KEY POINTS:
We live in extraordinary times when a government would contemplate buying into Fisher and Paykel Appliances. The company is indeed "iconic", as the Prime Minister puts it. It may even be "strategic" in the sense that it generates business for others in the economy.
But every company buys goods and services from others and a strong economy is built on the profitability of them all.
Fisher and Paykel has survived longer than many other "iconic" New Zealand brands, particularly those who began manufacturing in an era of import restrictions and exchange controls. After those protections were removed manufacturers had to export to survive and Fisher and Paykel did more than survive; it grew into a global business, entering the Australian market in 1987, Europe in 1992, Singapore in 1995, the United States in 1996.
Through most of that time the New Zealand dollar's exchange rates have made this a difficult place for competitive manufacturing and Fisher and Paykel persisted for longer than could be expected. A few years ago it succumbed to the need to move much of its operations to cheaper labour markets and it was part-way through that costly transition when this global financial crisis arrived.
Now, with sales down in all its markets, it is struggling to support the debt-costs of its move overseas. It badly needs to replace some of that debt with equity, but a foreign competitor is unlikely to come to its rescue and there is little sign of New Zealand investors flocking to support a new issue as they did for Fonterra's bonds last week. Fisher and Paykel's share price plummeted on the New Zealand exchange on Monday. For the moment local investors seem not to share John Key's confidence in the company's future.
At least, we hope it was confidence and not political considerations that caused him to contemplate assistance. No company should be saved simply because its name is well-known, or because it employs a certain number of people. The Government cannot secure every job in the economy. A recession accelerates changes in the economy that should not be resisted. A lower dollar and more costly imports will remove some jobs and create others.
These are extraordinary times and many governments are helping companies caught in the storm. Not all of those companies were as robust as Fisher & Paykel before the recession hit them. But those companies were not in a small economy far from most of its export markets and dependent on a narrow range of tradeable commodities. If Mr Key is going to commit public money in any form to Fisher and Paykel he needs to be genuinely confident it will return full value to New Zealand in reasonable time.
But if the Government takes an equity stake in confidence of selling again at a respectable gain, it must explain why it thinks private investors have not yet seen the same opportunity. On Monday Mr Key said enough to stabilise the stock price. Yesterday he said that discussion of a state buy-in was "premature". It certainly was. It took the pressure off the company to find an equity partner quickly and probably removed any prospect that its bankers might yet cut it some slack.

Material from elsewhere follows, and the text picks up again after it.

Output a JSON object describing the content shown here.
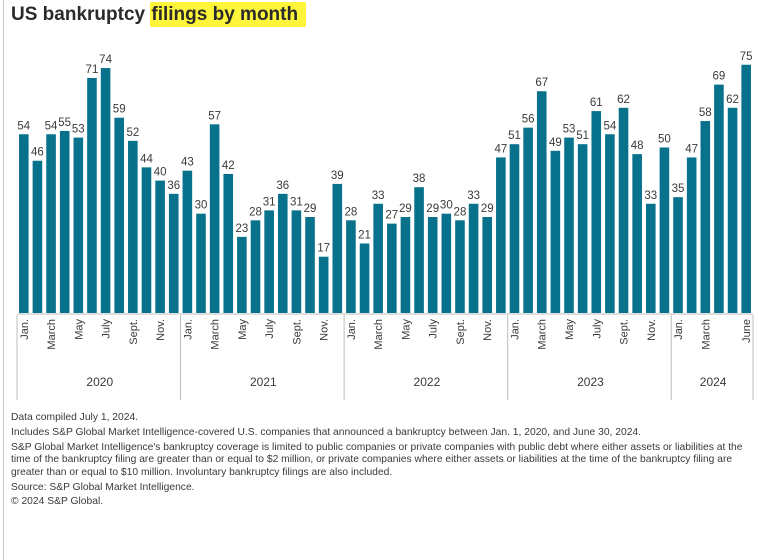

Mr Key has long held the hope that he can expand the economy by encouraging companies to widen their horizons and upgrade their products while retaining their base here. Fisher and Paykel fits his bill. Even so, he should tread very carefully before becoming a soft touch for commercial aid. In this environment he could find many other worthy firms coming to his door.
Fisher and Paykel has survived hard times before. It deserves to survive this one. An "icon" is well placed to resist political solicitude and make its own case for support from shareholders in the nation that knows its worth.